Reggie blinked at the quiet street, trying to wrap his head around what he’d just seen. Cautiously, he took another step in the direction of the gasthof.
There was another flash of light in front of him. “Really?” Reggie said. “You again? Or, I mean, me again?”
“No,” the new Reggie, just as dirty and beat up as before, said to him. “I’m not the one you’re thinking of as Reggie-B. I’m you from two weeks in the future, but not the same two weeks. An alternate possible two weeks.”
“Reggie-B2?” Reggie asked.
“Basically. Now listen, you can’t do this. You’ve set something in motion…”
Two more flashes, two more Reggies. These two looked exactly like the ones who had disappeared earlier.
“What the hell are you doing back?” Reggie-C asked Reggie-B.
“When you stopped me from stopping me,” Reggie-B said, “you ceased to exist because I never became you. But if I never became you then you never existed to stop me from stopping me.”

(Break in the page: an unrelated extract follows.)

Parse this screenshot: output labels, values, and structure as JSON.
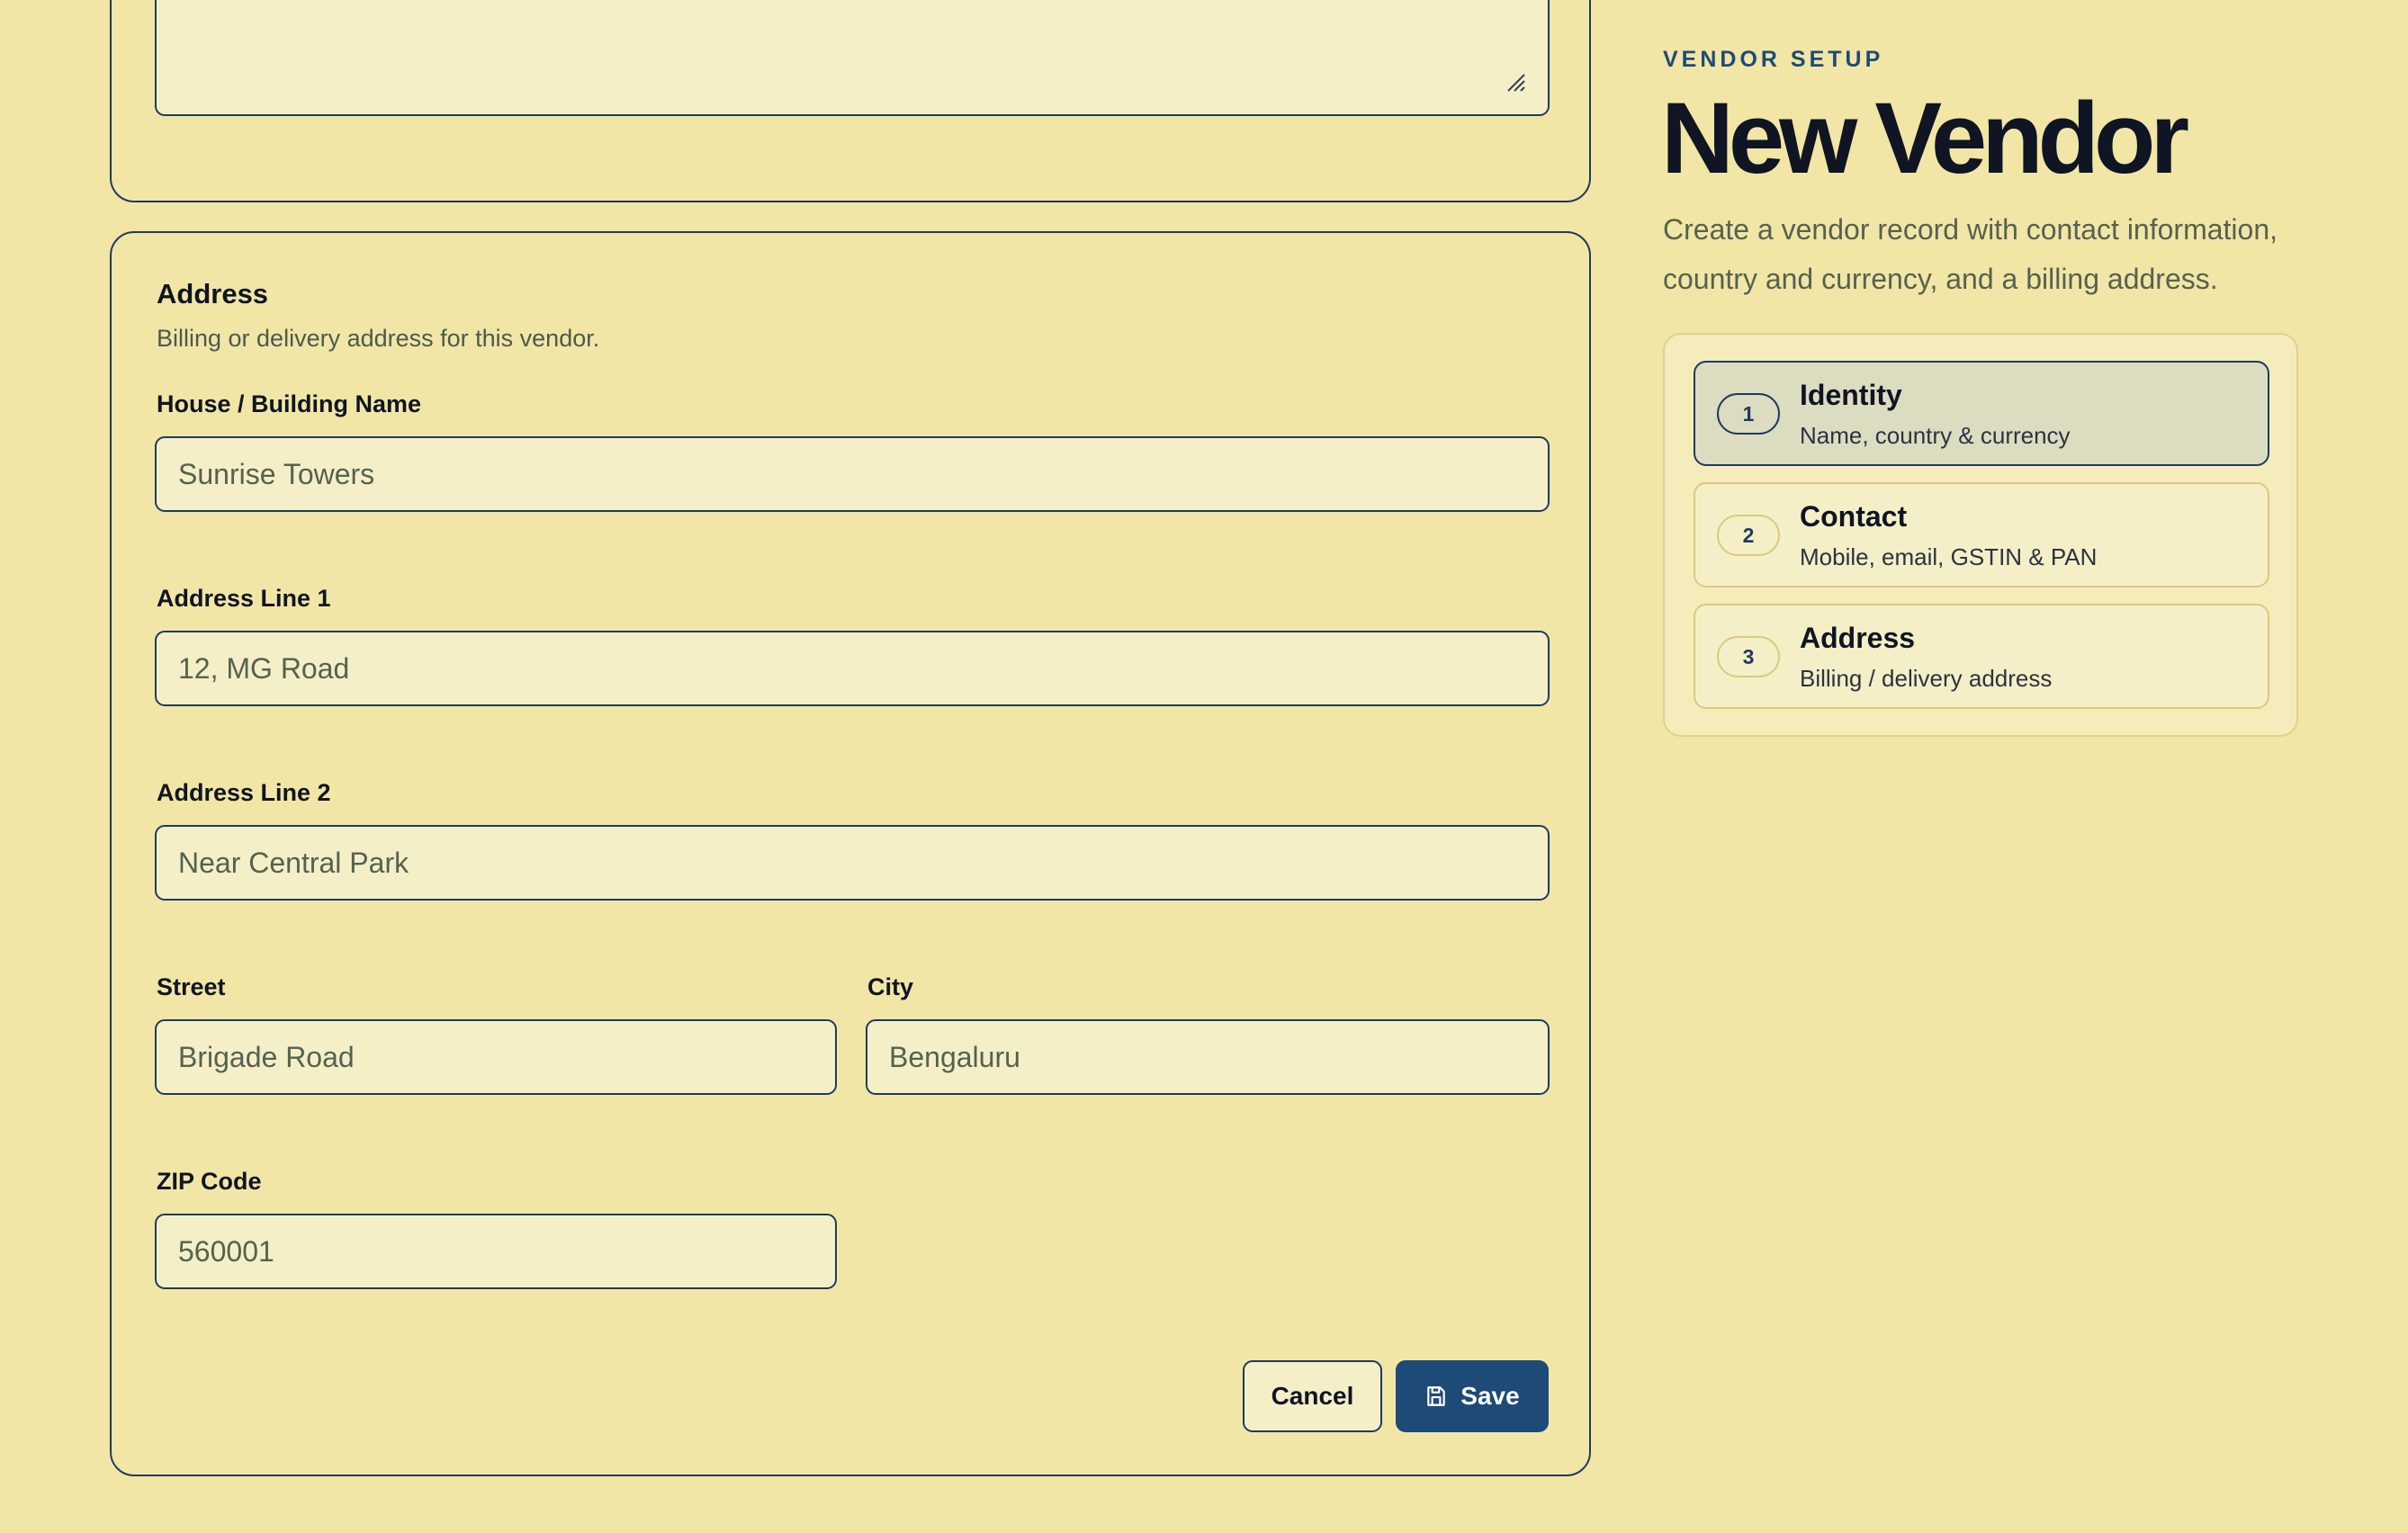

“Well I’m here to stop all of you,” Reggie-B2 said. Both B and C looked like they were ready to attack B2, but they were stopped by another flash as a version of Reggie ten years older than all the others stepped into the street.
“I did it,” the new one said. “I got out of the whole mess. I’m…” He looked at all the other Reggies and screamed. “No! No, I can’t be back here! I’ve become Reggie-T63! This can’t be!” He ran screaming down the street and disappeared in another flash.
There were more flashes all the way up and down the street. What had been a quiet road minutes earlier was now loud with arguing Reggies, each one trying to stop another from doing something at some point in Reggie’s personal timeline. Reggie, the original Reggie, backed away from the growing crowd. When he was far enough away from all the bickering, he finally heard the old woman laughing. Reggie turned to her and saw her watching the whole scene, cackling softly to herself.
“This is what you get,” the old woman said. “This is what you get for trying to mess with time travel.”
“What do you know about time travel?” Reggie asked.